With temperatures plummeting and winter well on its way, the Department of Infrastructure is asking the Manx public to be prepared for adverse driving conditions and explain their gritting process.

Its shared statement on social media is to ensure that people know to drive to the conditions but also to take responsibility for using grit on their driveways and paths outside their own properties when necessary.

It also encourages people to consider the needs of elderly neighbours or those who might appreciate some help.

When snow or ice is forecast, bulk gritters from the DoI are deployed to help maintain safe driving conditions on primary routes in the event of freezing conditions.

Priority is given to roads that carry the heaviest traffic, as well as key bus routes and roads to hospitals, fire stations and schools.

Officers from the Highway Services Division liaise with the Met Office when adverse weather is forecast. Warnings of sub-zero conditions, ice and frost trigger discussions about which locations to grit.

A range of factors are considered, including the predicted temperature, wind speeds, the likelihood of rain, sleet or snow and the current condition of the highway network.

Subject to the nature and timings of the weather warnings, roads are treated after the evening rush hour or from 5am before the morning commute.

Grit is spread before ice and frost forms to try to prevent roads becoming treacherous.

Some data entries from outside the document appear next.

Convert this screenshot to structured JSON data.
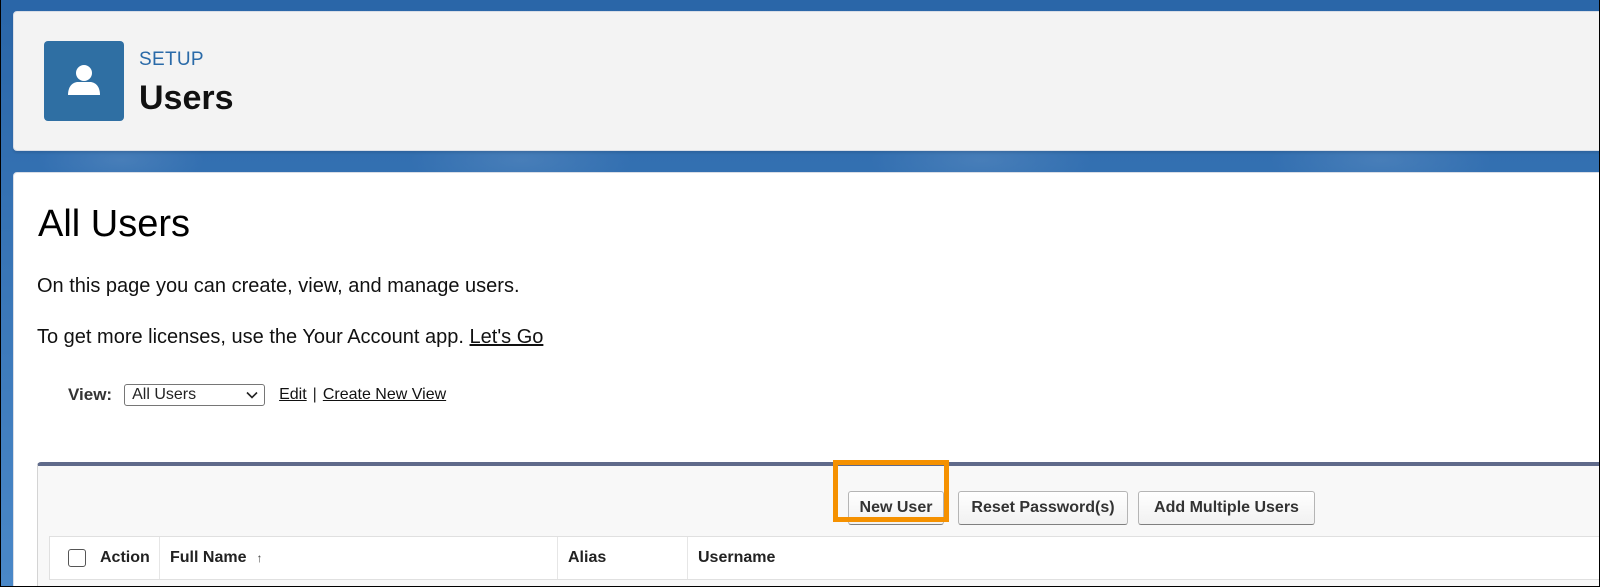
{
  "header": {
    "eyebrow": "SETUP",
    "title": "Users",
    "icon": "user-icon",
    "icon_color": "#2f6fa3"
  },
  "main": {
    "title": "All Users",
    "description": "On this page you can create, view, and manage users.",
    "licenses_text": "To get more licenses, use the Your Account app.",
    "licenses_link": "Let's Go"
  },
  "view": {
    "label": "View:",
    "selected": "All Users",
    "edit_link": "Edit",
    "separator": "|",
    "create_link": "Create New View"
  },
  "toolbar": {
    "new_user": "New User",
    "reset_password": "Reset Password(s)",
    "add_multiple": "Add Multiple Users",
    "highlight_color": "#f59100"
  },
  "table": {
    "columns": [
      {
        "label": "Action"
      },
      {
        "label": "Full Name",
        "sort": "ascending"
      },
      {
        "label": "Alias"
      },
      {
        "label": "Username"
      }
    ]
  }
}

The department’s emergency control room at Ellerslie in Crosby is staffed round the clock during severe weather events to co-ordinate resources and respond to changing conditions and demands.

The DoI has also answered some commonly asked questions that people have surrounding road gritting and the work it does during the winter months:

One of the most frequently asked is: The roads are white, why haven’t you gritted?

Its answer says: ‘Grit is meant to stop ice forming on the road surface.

‘Grit will generally not stop snow lying on roads, unless the snowfall is very light indeed.

‘When snow falls it will generally lie on roads and we need to plough and then grit again to clear it. Grit also relies on the mechanical action of tyres to make it work well. That is why in snow conditions the tyre tracks turn black while much of the rest of the road remains white.

‘If traffic is light roads will take longer to turn black.’

Many people question when gritting is carried out, and the department has attempted to explain why it depends on a number of possibilities.

It said: This depends on a variety of factors.

‘When we receive a weather forecast that indicates roads may require gritting, where possible we carry out the gritting treatment in the evening at approximately 6pm and / or 5am prior to morning commuting traffic building up on the roads.

‘Gritting at this time ensures the best performance of the grit.

‘Spreading salt at these times also means the roads are treated in advance of peak traffic flows, before the times where frost and ice will form, and when there will be enough traffic on the roads to help the salt mix with the moisture to form a saline solution.

‘Where the weather forecast cannot confirm with certainty that a treatment will be needed, we will continuously monitor the weather data and order a grit treatment only if it is needed or where reports of icy conditions dictate.

‘Gritting cannot be carried out when it is raining or it is forecast to rain as the rain washes the grit off the road. High winds also pose a problem and will blow the grit away, so monitoring the weather conditions is critical in informing the right time to deploy the gritters.’